Friday, March 30, 2012
The daughter of a Japanese mother and a Jewish father, Kana Goldberg is a member of a crew of eighth grade girls who are scattered after the suicide of a classmate. Kana is sent to live with her grandmother's family on a mikan (orange) farm in Japan. In a new culture, Kana has become the outsider and has time to dwell on the way her clique treated Ruth after she is seen talking with a boy that their leader likes.

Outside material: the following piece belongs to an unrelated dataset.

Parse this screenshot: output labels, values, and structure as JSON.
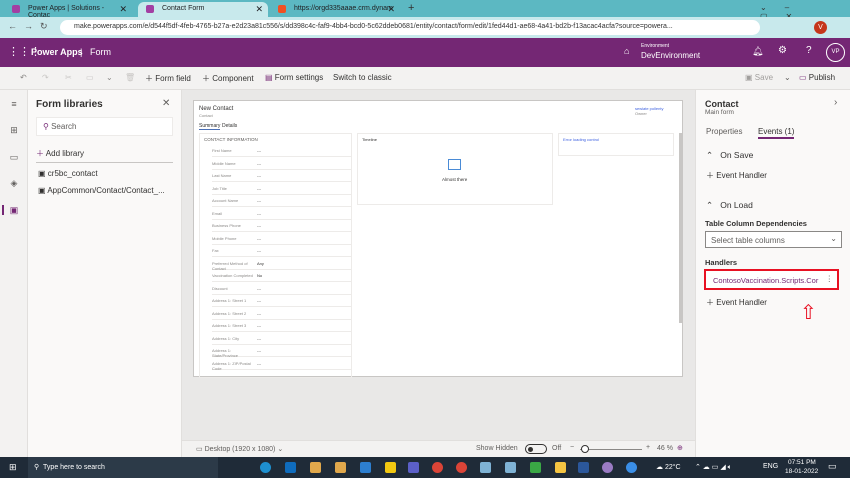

The entire novel is written as Kana addressing Ruth, sorting through what could have been and how it has changed her. Kana's emotions are realistic: anger, shame, and regret are only a few that she cycles through. Through her emails with her friends, she realizes that everyone processes Ruth's death in their own way, but they are all forever affected:
"all of us complain
only a little
I think we will always complain
only a little
after what happened
Having lived in Japan for a year, I love reading books that include Japanese culture. Holly Thompson has lived in Japan for over sixteen years and did extensive research into mikan farming. Reading Orchards was like stepping back into my days in Japan--the imagery had me tasting the food, smiling at the manners and respect shown to elders, and wishing I could attend the matsuri, summer festivals, again. Although Kana speaks Japanese and understands the culture more than I ever will, I could relate to her initial awkwardness as she tries to fit in. Like everything else in this novel, it felt authentic.
Orchards is a novel that will appeal to bicultural students, Japanophiles, readers who have lost a loved one, poetry fans, and anyone who has struggled to fit in...almost anyone could find something to love here.